According to OnePoll, many remained oblivious of the methods that can be used to scam someone at such high-profile events -- including phishing scams, messages and images sent via Bluetooth, fake lotteries and ticket sales. McAfee has already discovered and prevented a number of these operations.
Speaking at the recent Lord Mayor's Annual Defence and Security Lecture, head of MI5 Jonathan Evans sad security preparations were "well underway", but an "astonishing" number of cyber attacks is a threat to sporting spectators.

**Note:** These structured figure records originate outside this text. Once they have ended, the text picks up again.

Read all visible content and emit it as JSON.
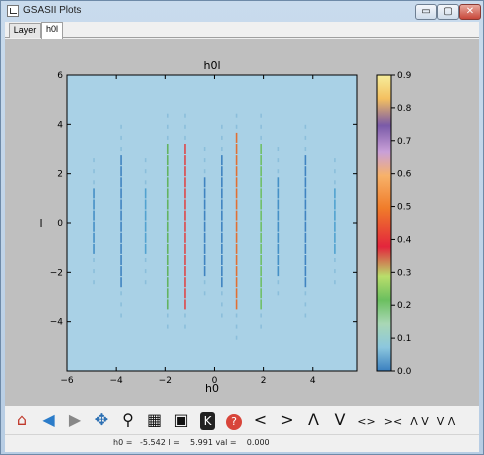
{
  "window": {
    "title": "GSASII Plots",
    "min_glyph": "▭",
    "max_glyph": "▢",
    "close_glyph": "✕"
  },
  "tabs": [
    {
      "label": "Layer"
    },
    {
      "label": "h0l",
      "selected": true
    }
  ],
  "plot": {
    "title": "h0l",
    "xlabel": "h0",
    "ylabel": "l",
    "xticks": [
      "−6",
      "−4",
      "−2",
      "0",
      "2",
      "4"
    ],
    "yticks": [
      "6",
      "4",
      "2",
      "0",
      "−2",
      "−4"
    ],
    "colorbar_ticks": [
      "0.9",
      "0.8",
      "0.7",
      "0.6",
      "0.5",
      "0.4",
      "0.3",
      "0.2",
      "0.1",
      "0.0"
    ],
    "colormap": "Spectral (reversed)",
    "background_color": "#a9d1e6"
  },
  "chart_data": {
    "type": "heatmap",
    "title": "h0l",
    "xlabel": "h0",
    "ylabel": "l",
    "xlim": [
      -6,
      5.8
    ],
    "ylim": [
      -6,
      6
    ],
    "zlim": [
      0.0,
      0.9
    ],
    "grid": false,
    "colorbar": "right"
  },
  "toolbar": {
    "buttons": [
      {
        "name": "home-button",
        "icon": "home-icon",
        "glyph": "⌂"
      },
      {
        "name": "back-button",
        "icon": "arrow-left-icon",
        "glyph": "◀"
      },
      {
        "name": "forward-button",
        "icon": "arrow-right-icon",
        "glyph": "▶"
      },
      {
        "name": "pan-button",
        "icon": "move-icon",
        "glyph": "✥"
      },
      {
        "name": "zoom-button",
        "icon": "magnify-icon",
        "glyph": "⚲"
      },
      {
        "name": "subplots-button",
        "icon": "configure-icon",
        "glyph": "▦"
      },
      {
        "name": "save-button",
        "icon": "floppy-icon",
        "glyph": "▣"
      },
      {
        "name": "k-button",
        "icon": "k-icon",
        "glyph": "K"
      },
      {
        "name": "help-button",
        "icon": "help-icon",
        "glyph": "?"
      },
      {
        "name": "left-button",
        "icon": "chevron-left-icon",
        "glyph": "<"
      },
      {
        "name": "right-button",
        "icon": "chevron-right-icon",
        "glyph": ">"
      },
      {
        "name": "up-button",
        "icon": "chevron-up-icon",
        "glyph": "Λ"
      },
      {
        "name": "down-button",
        "icon": "chevron-down-icon",
        "glyph": "V"
      },
      {
        "name": "expand-h-button",
        "icon": "expand-horizontal-icon",
        "glyph": "<>"
      },
      {
        "name": "shrink-h-button",
        "icon": "shrink-horizontal-icon",
        "glyph": "><"
      },
      {
        "name": "expand-v-button",
        "icon": "expand-vertical-icon",
        "glyph": "Λ V"
      },
      {
        "name": "shrink-v-button",
        "icon": "shrink-vertical-icon",
        "glyph": "V Λ"
      }
    ]
  },
  "status": {
    "text": "h0 =   -5.542 l =    5.991 val =    0.000"
  }
}
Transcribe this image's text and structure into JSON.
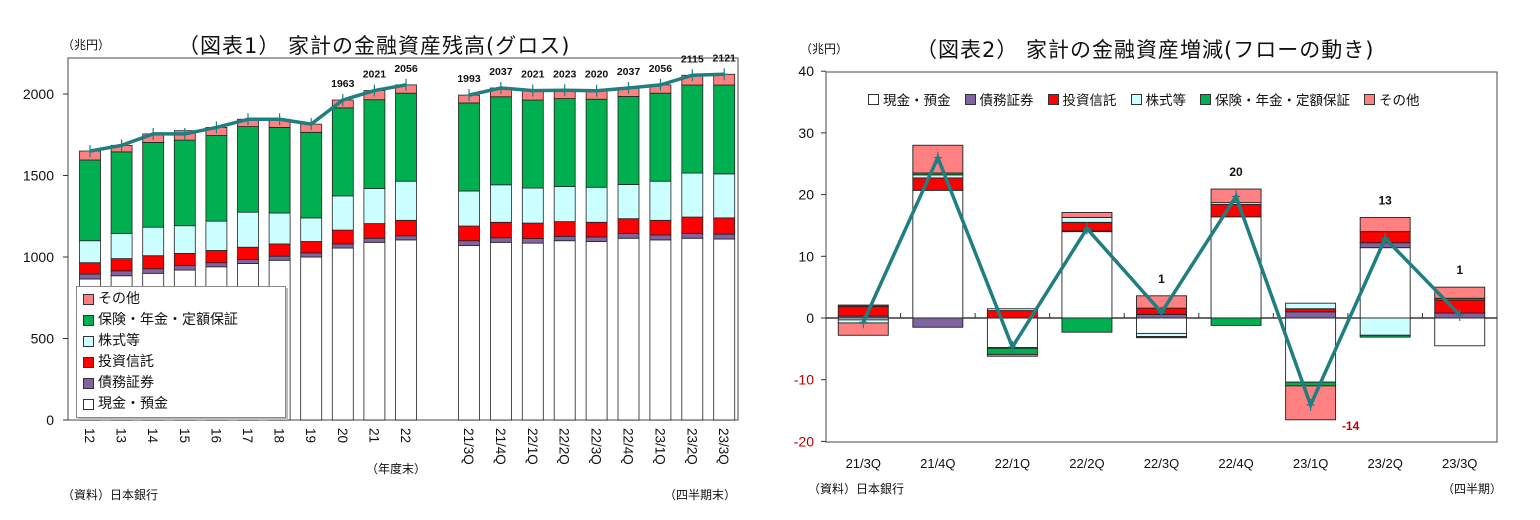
{
  "chart_data": [
    {
      "type": "bar",
      "stacked": true,
      "title": "（図表1） 家計の金融資産残高(グロス)",
      "ylabel": "（兆円）",
      "ylim": [
        0,
        2200
      ],
      "yticks": [
        0,
        500,
        1000,
        1500,
        2000
      ],
      "xlabel_annual": "（年度末）",
      "xlabel_quarterly": "（四半期末）",
      "source": "（資料）日本銀行",
      "categories": [
        "12",
        "13",
        "14",
        "15",
        "16",
        "17",
        "18",
        "19",
        "20",
        "21",
        "22",
        "21/3Q",
        "21/4Q",
        "22/1Q",
        "22/2Q",
        "22/3Q",
        "22/4Q",
        "23/1Q",
        "23/2Q",
        "23/3Q"
      ],
      "series": [
        {
          "name": "現金・預金",
          "color": "#ffffff",
          "values": [
            865,
            885,
            900,
            920,
            940,
            960,
            980,
            1000,
            1055,
            1090,
            1105,
            1070,
            1090,
            1085,
            1100,
            1095,
            1115,
            1105,
            1115,
            1110
          ]
        },
        {
          "name": "債務証券",
          "color": "#8064a2",
          "values": [
            30,
            30,
            28,
            27,
            25,
            25,
            25,
            25,
            25,
            25,
            25,
            30,
            28,
            28,
            27,
            28,
            30,
            30,
            30,
            30
          ]
        },
        {
          "name": "投資信託",
          "color": "#ff0000",
          "values": [
            70,
            75,
            80,
            75,
            75,
            75,
            75,
            70,
            85,
            90,
            95,
            90,
            95,
            95,
            90,
            90,
            90,
            90,
            100,
            100
          ]
        },
        {
          "name": "株式等",
          "color": "#ccffff",
          "values": [
            135,
            155,
            175,
            170,
            180,
            215,
            190,
            145,
            210,
            215,
            240,
            215,
            230,
            215,
            215,
            215,
            210,
            240,
            270,
            270
          ]
        },
        {
          "name": "保険・年金・定額保証",
          "color": "#00b050",
          "values": [
            495,
            500,
            520,
            525,
            525,
            525,
            525,
            525,
            540,
            545,
            540,
            540,
            540,
            540,
            540,
            540,
            540,
            540,
            540,
            545
          ]
        },
        {
          "name": "その他",
          "color": "#ff8080",
          "values": [
            55,
            40,
            52,
            58,
            50,
            45,
            50,
            50,
            48,
            56,
            51,
            48,
            54,
            58,
            51,
            52,
            52,
            51,
            60,
            66
          ]
        }
      ],
      "line": {
        "name": "合計",
        "color": "#1f7f80",
        "values": [
          1650,
          1685,
          1755,
          1755,
          1795,
          1845,
          1845,
          1815,
          1963,
          2021,
          2056,
          1993,
          2037,
          2021,
          2023,
          2020,
          2037,
          2056,
          2115,
          2121
        ]
      },
      "data_labels": {
        "20": "1963",
        "21": "2021",
        "22": "2056",
        "21/3Q": "1993",
        "21/4Q": "2037",
        "22/1Q": "2021",
        "22/2Q": "2023",
        "22/3Q": "2020",
        "22/4Q": "2037",
        "23/1Q": "2056",
        "23/2Q": "2115",
        "23/3Q": "2121"
      },
      "legend_position": "inside-bottom-left"
    },
    {
      "type": "bar",
      "stacked": true,
      "title": "（図表2） 家計の金融資産増減(フローの動き)",
      "ylabel": "（兆円）",
      "ylim": [
        -20,
        40
      ],
      "yticks": [
        -20,
        -10,
        0,
        10,
        20,
        30,
        40
      ],
      "xlabel": "（四半期）",
      "source": "（資料）日本銀行",
      "categories": [
        "21/3Q",
        "21/4Q",
        "22/1Q",
        "22/2Q",
        "22/3Q",
        "22/4Q",
        "23/1Q",
        "23/2Q",
        "23/3Q"
      ],
      "series": [
        {
          "name": "現金・預金",
          "color": "#ffffff",
          "values": [
            -0.3,
            20.7,
            -4.8,
            14.0,
            -2.5,
            16.4,
            -10.4,
            11.4,
            -4.5
          ]
        },
        {
          "name": "債務証券",
          "color": "#8064a2",
          "values": [
            0.3,
            -1.5,
            -0.1,
            0.1,
            0.6,
            0.0,
            1.0,
            0.8,
            0.8
          ]
        },
        {
          "name": "投資信託",
          "color": "#ff0000",
          "values": [
            1.6,
            2.0,
            1.2,
            1.4,
            1.0,
            2.0,
            0.5,
            1.8,
            2.1
          ]
        },
        {
          "name": "株式等",
          "color": "#ccffff",
          "values": [
            -0.5,
            0.5,
            0.3,
            0.8,
            -0.5,
            0.3,
            0.9,
            -2.8,
            0.0
          ]
        },
        {
          "name": "保険・年金・定額保証",
          "color": "#00b050",
          "values": [
            0.2,
            0.3,
            -1.0,
            -2.3,
            -0.2,
            -1.2,
            -0.6,
            -0.3,
            0.3
          ]
        },
        {
          "name": "その他",
          "color": "#ff8080",
          "values": [
            -2.0,
            4.5,
            -0.3,
            0.8,
            2.0,
            2.2,
            -5.5,
            2.3,
            1.8
          ]
        }
      ],
      "line": {
        "name": "合計",
        "color": "#1f7f80",
        "values": [
          -0.7,
          26.0,
          -4.7,
          14.5,
          0.9,
          19.7,
          -14.1,
          12.9,
          0.5
        ]
      },
      "data_labels": {
        "22/3Q": "1",
        "22/4Q": "20",
        "23/1Q": "-14",
        "23/2Q": "13",
        "23/3Q": "1"
      },
      "negative_tick_color": "#c00000",
      "legend_position": "top-inside"
    }
  ],
  "panel1": {
    "title": "（図表1） 家計の金融資産残高(グロス)",
    "unit": "（兆円）",
    "x_note_annual": "（年度末）",
    "x_note_quarterly": "（四半期末）",
    "source": "（資料）日本銀行",
    "legend": [
      "その他",
      "保険・年金・定額保証",
      "株式等",
      "投資信託",
      "債務証券",
      "現金・預金"
    ]
  },
  "panel2": {
    "title": "（図表2） 家計の金融資産増減(フローの動き)",
    "unit": "（兆円）",
    "x_note": "（四半期）",
    "source": "（資料）日本銀行",
    "legend": [
      "現金・預金",
      "債務証券",
      "投資信託",
      "株式等",
      "保険・年金・定額保証",
      "その他"
    ]
  }
}
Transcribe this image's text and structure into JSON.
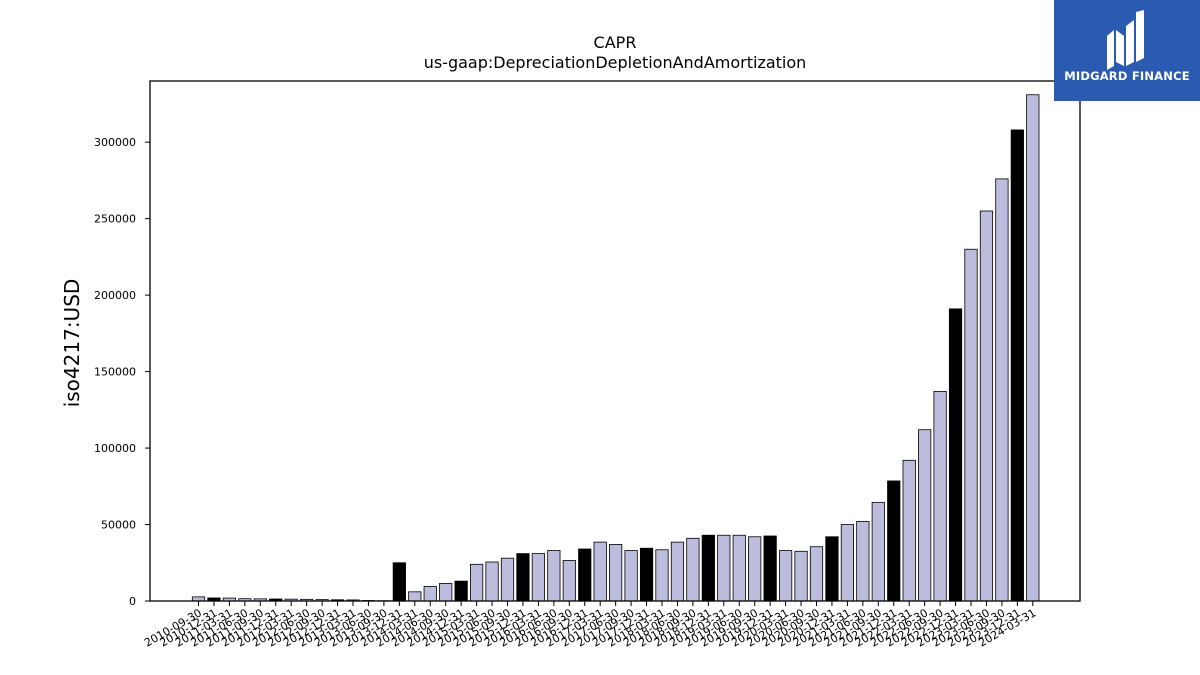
{
  "chart_data": {
    "type": "bar",
    "title": "CAPR",
    "subtitle": "us-gaap:DepreciationDepletionAndAmortization",
    "xlabel": "",
    "ylabel": "iso4217:USD",
    "ylim": [
      0,
      340000
    ],
    "yticks": [
      0,
      50000,
      100000,
      150000,
      200000,
      250000,
      300000
    ],
    "grid": false,
    "colors": {
      "quarter": "#bcbddc",
      "fiscal_year_end": "#000000",
      "edge": "#000000"
    },
    "categories": [
      "2010-09-30",
      "2010-12-31",
      "2011-03-31",
      "2011-06-30",
      "2011-09-30",
      "2011-12-31",
      "2012-03-31",
      "2012-06-30",
      "2012-09-30",
      "2012-12-31",
      "2013-03-31",
      "2013-06-30",
      "2013-09-30",
      "2013-12-31",
      "2014-03-31",
      "2014-06-30",
      "2014-09-30",
      "2014-12-31",
      "2015-03-31",
      "2015-06-30",
      "2015-09-30",
      "2015-12-31",
      "2016-03-31",
      "2016-06-30",
      "2016-09-30",
      "2016-12-31",
      "2017-03-31",
      "2017-06-30",
      "2017-09-30",
      "2017-12-31",
      "2018-03-31",
      "2018-06-30",
      "2018-09-30",
      "2018-12-31",
      "2019-03-31",
      "2019-06-30",
      "2019-09-30",
      "2019-12-31",
      "2020-03-31",
      "2020-06-30",
      "2020-09-30",
      "2020-12-31",
      "2021-03-31",
      "2021-06-30",
      "2021-09-30",
      "2021-12-31",
      "2022-03-31",
      "2022-06-30",
      "2022-09-30",
      "2022-12-31",
      "2023-03-31",
      "2023-06-30",
      "2023-09-30",
      "2023-12-31",
      "2024-03-31"
    ],
    "values": [
      2700,
      2000,
      1900,
      1500,
      1400,
      1300,
      1200,
      1100,
      900,
      800,
      700,
      300,
      200,
      25000,
      6000,
      9500,
      11500,
      13000,
      24000,
      25500,
      28000,
      31000,
      31000,
      33000,
      26500,
      34000,
      38500,
      37000,
      33000,
      34500,
      33500,
      38500,
      41000,
      43000,
      43000,
      43000,
      42000,
      42500,
      33000,
      32500,
      35500,
      42000,
      50000,
      52000,
      64500,
      78500,
      92000,
      112000,
      137000,
      191000,
      230000,
      255000,
      276000,
      308000,
      331000
    ],
    "highlight": [
      false,
      true,
      false,
      false,
      false,
      true,
      false,
      false,
      false,
      true,
      false,
      false,
      false,
      true,
      false,
      false,
      false,
      true,
      false,
      false,
      false,
      true,
      false,
      false,
      false,
      true,
      false,
      false,
      false,
      true,
      false,
      false,
      false,
      true,
      false,
      false,
      false,
      true,
      false,
      false,
      false,
      true,
      false,
      false,
      false,
      true,
      false,
      false,
      false,
      true,
      false,
      false,
      false,
      true,
      false
    ]
  },
  "logo": {
    "text": "MIDGARD FINANCE"
  }
}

However, not all hope is lost. The report did find that many were taking precautions to protect themselves against risks they may face during sporting events:
- 65 percent stated they will add a PIN code to their smartphone device;
- 61 percent plan to switch off Bluetooth services on their smartphones before attending sporting events;
- 32 percent said they were considering installing security software onto their device.
But how to adequately protect yourself at these events? Raj Samani, CTO EMEA at McAfee said:
"There are some very simple steps that everyone can take to protect themselves and their devices from cyber sporting scams this summer. Firstly, think twice before jumping on a public Wi-Fi connection -- they're hotbeds for data theft and scamming. Secondly, turn off file-sharing when you are on the move to prevent hackers from stealing sensitive data from your mobile device. Thirdly, turn off geo-tagging on your mobile device before posting photos on sites like Facebook so your location information won't fall into the wrong hands.
Finally, if it looks too good to be true, it normally is. Be wary of phony websites, emails, texts and pop-ads offering deals on tickets to sporting events."